The report went on to note that since World War II, there has never been a contraction in the economy without there first being a reduction in freight flows. The reverse has also proven true: A growing economy cannot come about without a related increase in freight flows.
The American Trucking Association reported on the strength of the trucking industry within the supply chain. Trucks move over 70% of all domestic freight tonnage and generate over $700 billion in revenue. In 2018, trucks moved nearly 70% of all trade between the U.S. and Mexico and nearly 58% between the U.S. and Canada. The trucking industry employs over 7.7 million people and approximately 3.5 million drivers.
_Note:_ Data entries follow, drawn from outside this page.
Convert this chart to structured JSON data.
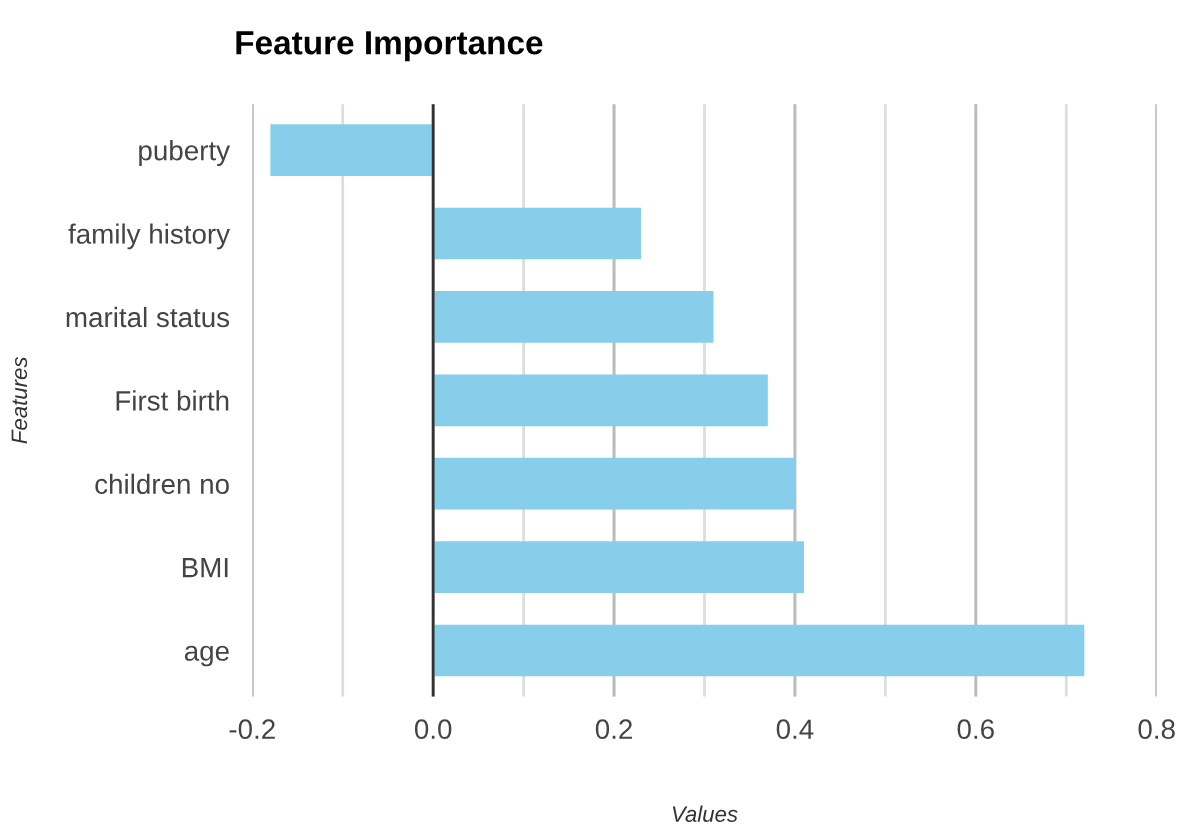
{
  "chart_data": {
    "type": "bar",
    "orientation": "horizontal",
    "title": "Feature Importance",
    "xlabel": "Values",
    "ylabel": "Features",
    "categories": [
      "puberty",
      "family history",
      "marital status",
      "First birth",
      "children no",
      "BMI",
      "age"
    ],
    "values": [
      -0.18,
      0.23,
      0.31,
      0.37,
      0.4,
      0.41,
      0.72
    ],
    "color": "#87ceeb",
    "xlim": [
      -0.2,
      0.8
    ],
    "xticks": [
      {
        "value": -0.2,
        "label": "-0.2"
      },
      {
        "value": -0.1,
        "label": null
      },
      {
        "value": 0,
        "label": "0.0"
      },
      {
        "value": 0.1,
        "label": null
      },
      {
        "value": 0.2,
        "label": "0.2"
      },
      {
        "value": 0.3,
        "label": null
      },
      {
        "value": 0.4,
        "label": "0.4"
      },
      {
        "value": 0.5,
        "label": null
      },
      {
        "value": 0.6,
        "label": "0.6"
      },
      {
        "value": 0.7,
        "label": null
      },
      {
        "value": 0.8,
        "label": "0.8"
      }
    ],
    "grid": "x",
    "legend": false
  }
}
Rising Trucking Demand: By the Numbers
Today, as consumer demand rises amid limited capacity, carriers are charging more. How much more? Knight Transportation, headquartered in Phoenix, says its revenue per loaded mile is up nearly 20% over last year, increasing revenue by $31 million. Similarly, Covenant Trucking reported a third-quarter increase of 16.4% per loaded mile, with revenue up over 36%.
Is it just robust demand that’s driving up shipping prices? Higher wages and a lack of qualified drivers are also increasing costs for freight companies, which in turn pass on those costs to customers. JB Hunt Transport services has reported increasing wages by double-digit percentages just to keep up with demand.
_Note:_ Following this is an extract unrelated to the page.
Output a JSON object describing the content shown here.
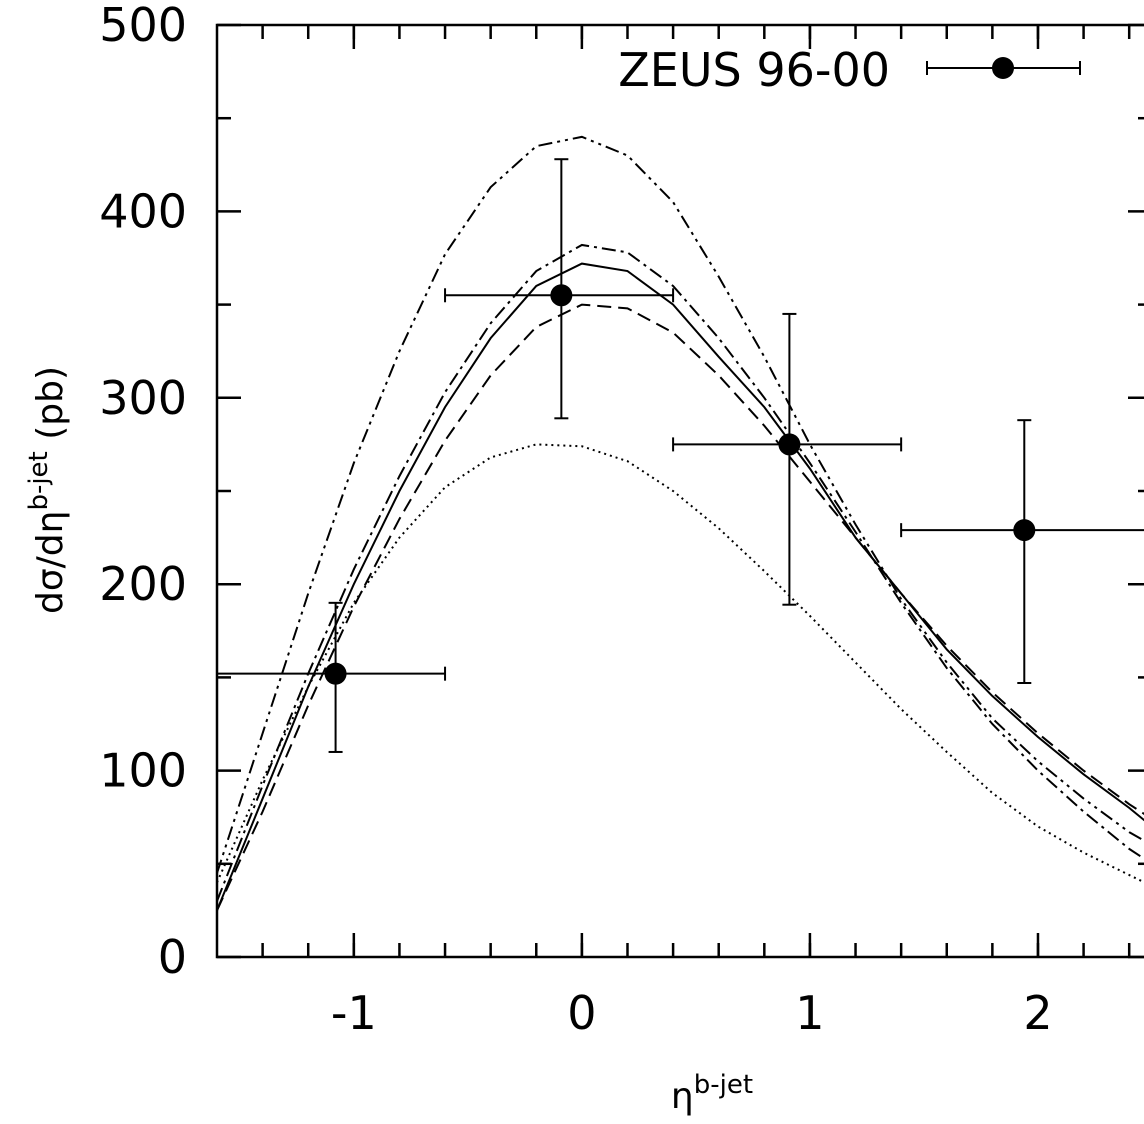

Schneider trucking, meanwhile, clearly outlines pay incentives, costs per mile, and pay increases on their website. In 2014, their average pay per mile was $.38, and for 2018, it’s $.52 per mile — a 37% increase within the last three and a half years. Performance pay, sign-on bonuses, and referrals can also add to drivers’ pay.
Manufacturers and Retailers Respond to Rising Trucking Prices
Decreased capacity, increased demand, and higher wages are all contributing to higher shipping prices. So how are leading manufacturers and retailers coping?
On November 15, Tesla announced that the company had bought a trucking company so it could have control over the delivery of cars, being unable to rely on rail deliveries. Walmart has over 6,000 trucks on the road and is focusing efforts on effective driver techniques, efficient loading and unloading processes, and advanced trailer technologies.
Ultimately, retailers will bear the impact of the transportation crunch, especially as the holiday season nears, and there is some concern that the transportation crunch may bite into retailers’ ability to get consumers the products they want on time.
In response, retailers are pursuing three main tactics. In addition to bringing transportation functions in-house, they’re also striving to optimize shipments from distribution centers in order to get more product into stores. (This may be a challenge for smaller retailers.) Finally, many retailers are also exploring alternative, intermodal shipments that make use of multiple transportation methods.
Are self-driving trucks a viable solution for reducing trucking costs and easing the shortage of drivers? Plagued by legal issues, including lagging consumer laws that prevent manufacturers from being sued in the event of an accident, it’s doubtful that human truck drivers will be completely replaced anytime soon. But in the meantime, manufacturers like Tesla and Mercedes-Benz are busy working to develop driverless vehicles that will reduce costs — disrupting the industry as we know it.